Choosing the right delivery method to suit your business can be critical.

Pinpoint Advertising Delivery Options

Blanket - Completely covering all the maps in all areas.
Target - Selecting maps within towns based on their demographics.
Rotate - Rotating delivery to maps or towns (e.g. monthly to suit your budget)
Alternate - Alternating between selected towns or maps in proven ‘high yield’ areas.
Repeat - Delivering to the same areas intermittently (e.g. monthly in ‘high yield’ areas).

Step Two - Monitor your response!
Direct marketing campaigns are often run in conjunction with other forms of advertising such as TV, Radio or Newspaper. It is important to separate the response from each form of advertising to determine their individual success for future campaigns. This can be done by using coupons or a separate contact number to identify the source of the response. You can also identify exactly which areas your response came from by using a different colour paper for each suburb or a different coupon offer. The success of an advertising campaign is often judged on the initial response. (ie New customers or sales based on discount coupons collected during the sale). If the initial response then fails to recover costs, it can sometimes be deemed a failure.

When judging the success or failure of a campaign you need to include all of the following:

Initial response - The response received before or during a sale, or within the first week after the delivery of flyers into mail boxes.
Ongoing response - The response received after the initial response, producing sales which relate directly back to your flyer delivery.
Repeat sales - From customers who responded to the original campaign.
Word of mouth - Generated by satisfied customers from the original campaign.

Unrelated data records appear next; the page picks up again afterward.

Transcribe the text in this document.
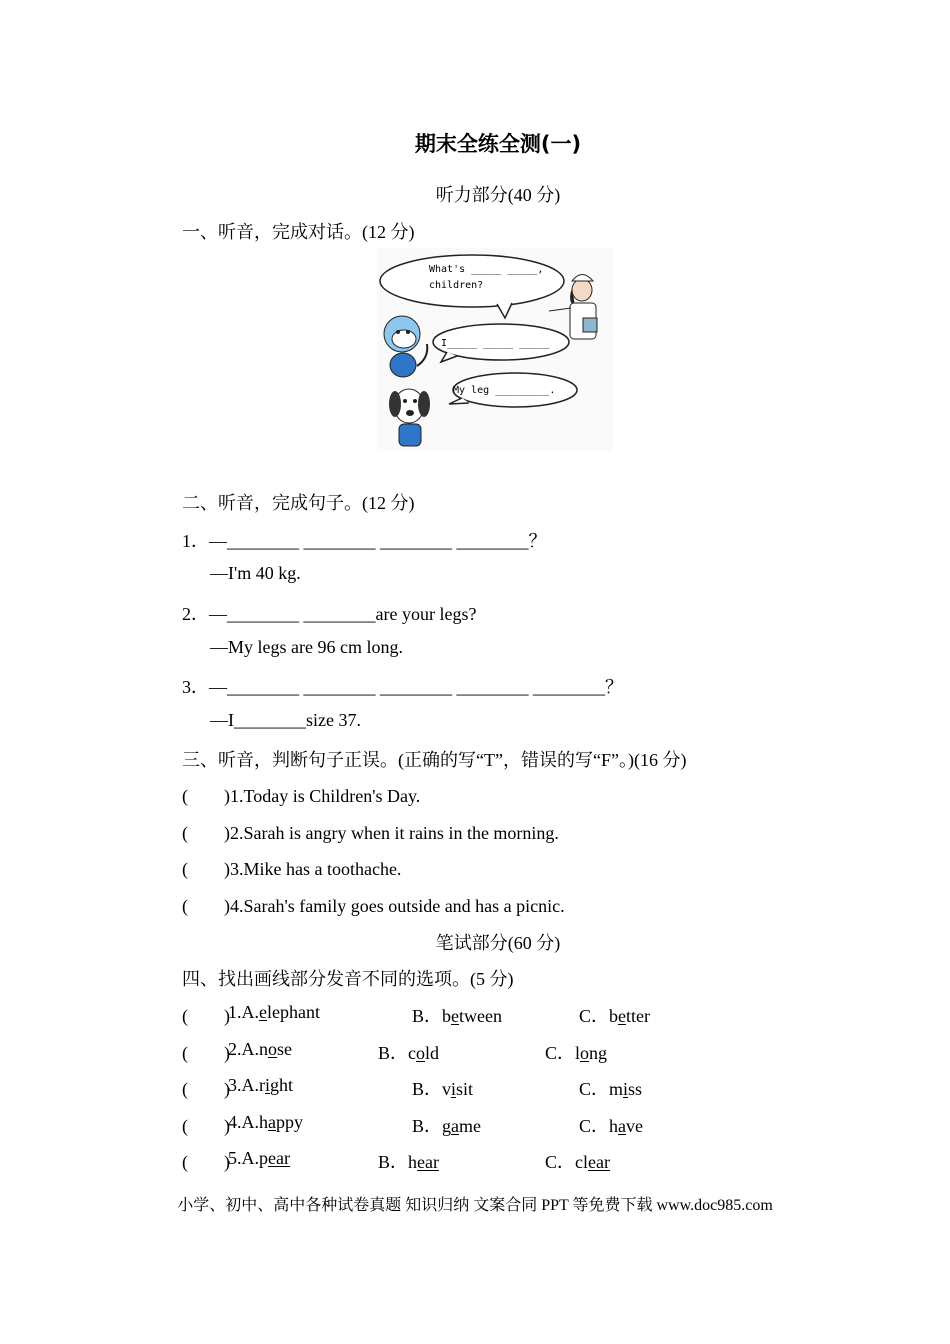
期末全练全测(一)
听力部分(40 分)
一、听音，完成对话。(12 分)
What's _____ _____,
children?
I_____ _____ _____
My leg _________.
二、听音，完成句子。(12 分)
1．—________ ________ ________ ________？
—I'm 40 kg.
2．—________ ________are your legs?
—My legs are 96 cm long.
3．—________ ________ ________ ________ ________？
—I________size 37.
三、听音，判断句子正误。(正确的写“T”，错误的写“F”。)(16 分)
(　　)1.Today is Children's Day.
(　　)2.Sarah is angry when it rains in the morning.
(　　)3.Mike has a toothache.
(　　)4.Sarah's family goes outside and has a picnic.
笔试部分(60 分)
四、找出画线部分发音不同的选项。(5 分)
(　　)
1.A.elephant	B．between	C．better
(　　)
2.A.nose	B．cold	C．long
(　　)
3.A.right	B．visit	C．miss
(　　)
4.A.happy	B．game	C．have
(　　)
5.A.pear	B．hear	C．clear
小学、初中、高中各种试卷真题 知识归纳 文案合同 PPT 等免费下载 www.doc985.com
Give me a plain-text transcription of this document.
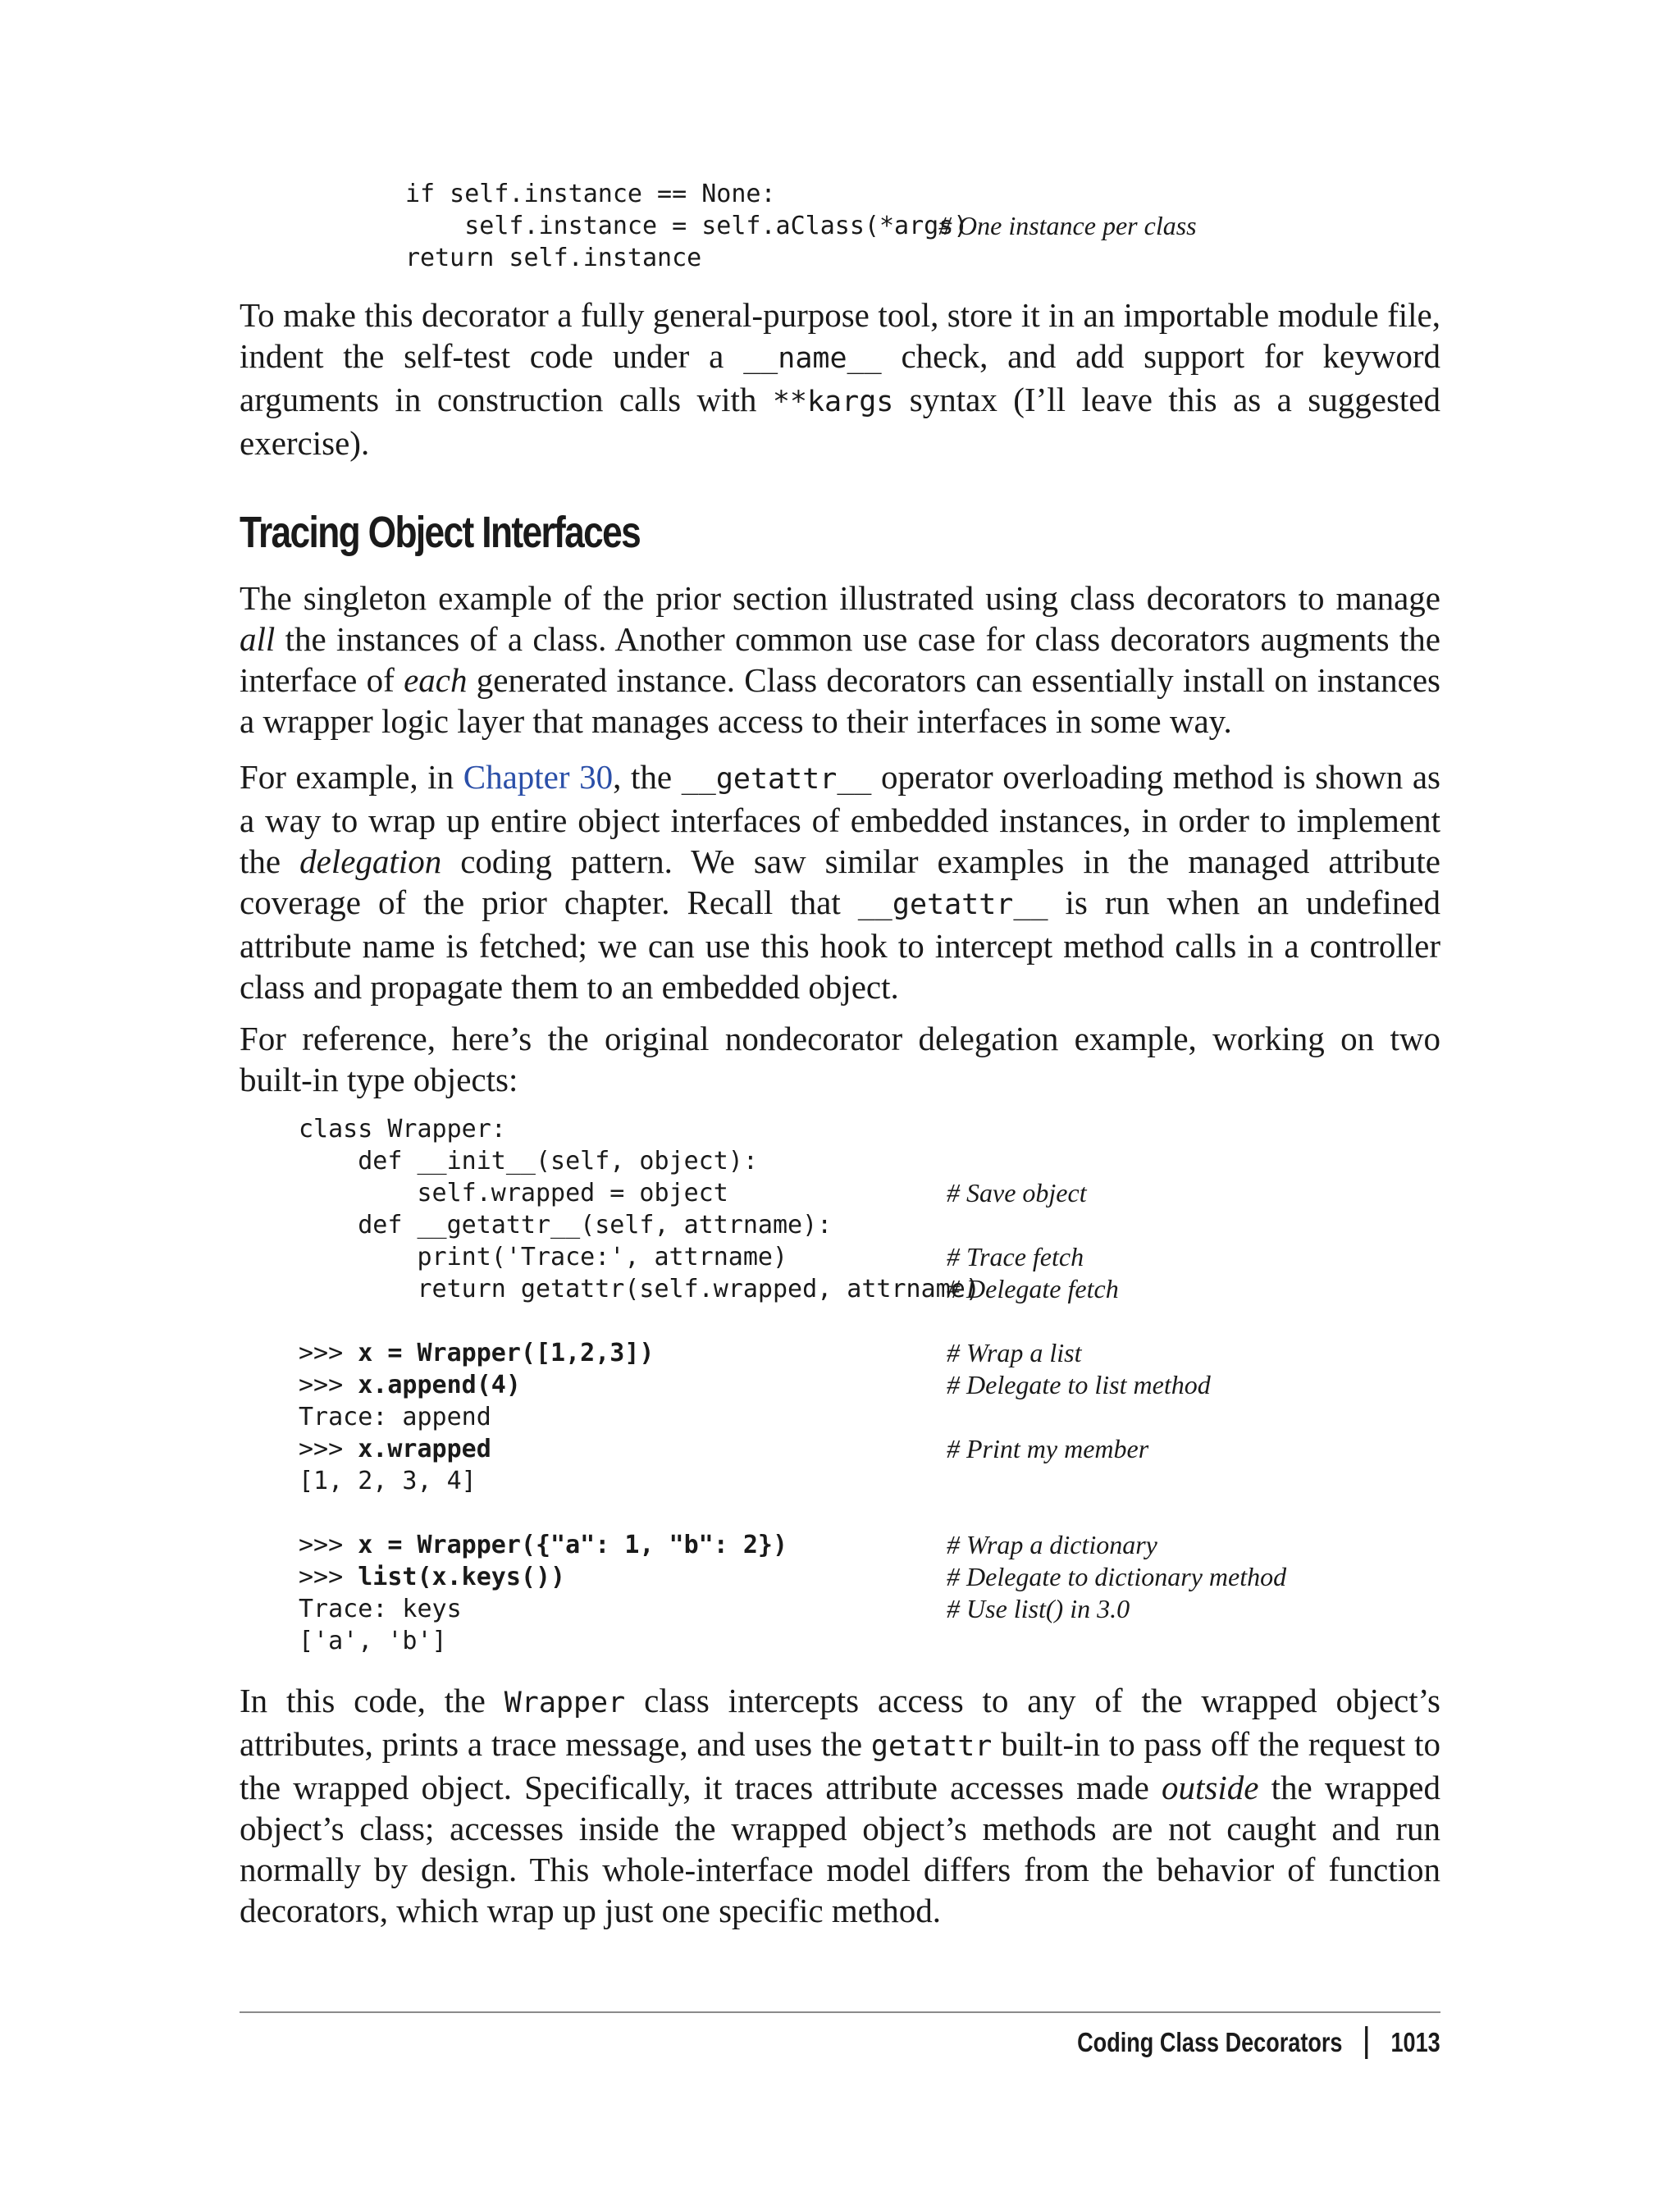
if self.instance == None:
self.instance = self.aClass(*args)
# One instance per class
return self.instance

To make this decorator a fully general-purpose tool, store it in an importable module file, indent the self-test code under a __name__ check, and add support for keyword arguments in construction calls with **kargs syntax (I’ll leave this as a suggested exercise).

Tracing Object Interfaces

The singleton example of the prior section illustrated using class decorators to manage all the instances of a class. Another common use case for class decorators augments the interface of each generated instance. Class decorators can essentially install on instances a wrapper logic layer that manages access to their interfaces in some way.

For example, in Chapter 30, the __getattr__ operator overloading method is shown as a way to wrap up entire object interfaces of embedded instances, in order to implement the delegation coding pattern. We saw similar examples in the managed attribute coverage of the prior chapter. Recall that __getattr__ is run when an undefined attribute name is fetched; we can use this hook to intercept method calls in a controller class and propagate them to an embedded object.

For reference, here’s the original nondecorator delegation example, working on two built-in type objects:

class Wrapper:
def __init__(self, object):
self.wrapped = object	# Save object
def __getattr__(self, attrname):
print('Trace:', attrname)	# Trace fetch
return getattr(self.wrapped, attrname)
# Delegate fetch
>>> x = Wrapper([1,2,3])	# Wrap a list
>>> x.append(4)	# Delegate to list method
Trace: append
>>> x.wrapped	# Print my member
[1, 2, 3, 4]
>>> x = Wrapper({"a": 1, "b": 2})	# Wrap a dictionary
>>> list(x.keys())	# Delegate to dictionary method
Trace: keys	# Use list() in 3.0
['a', 'b']

In this code, the Wrapper class intercepts access to any of the wrapped object’s attributes, prints a trace message, and uses the getattr built-in to pass off the request to the wrapped object. Specifically, it traces attribute accesses made outside the wrapped object’s class; accesses inside the wrapped object’s methods are not caught and run normally by design. This whole-interface model differs from the behavior of function decorators, which wrap up just one specific method.

Coding Class Decorators 1013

Step Three - Copy Success!
Testing your offer can be done on a small scale at first, however once you are satisfied with the response rate, it is then advisable to do a ‘Blanket’ drop to establish the ‘high yield’ areas.
After monitoring your response and establishing 'high yield’ areas, you then need to decide how often to repeat the offer. This will depend on how often a typical customer buys your product or uses your service. It then becomes a matter of copying success!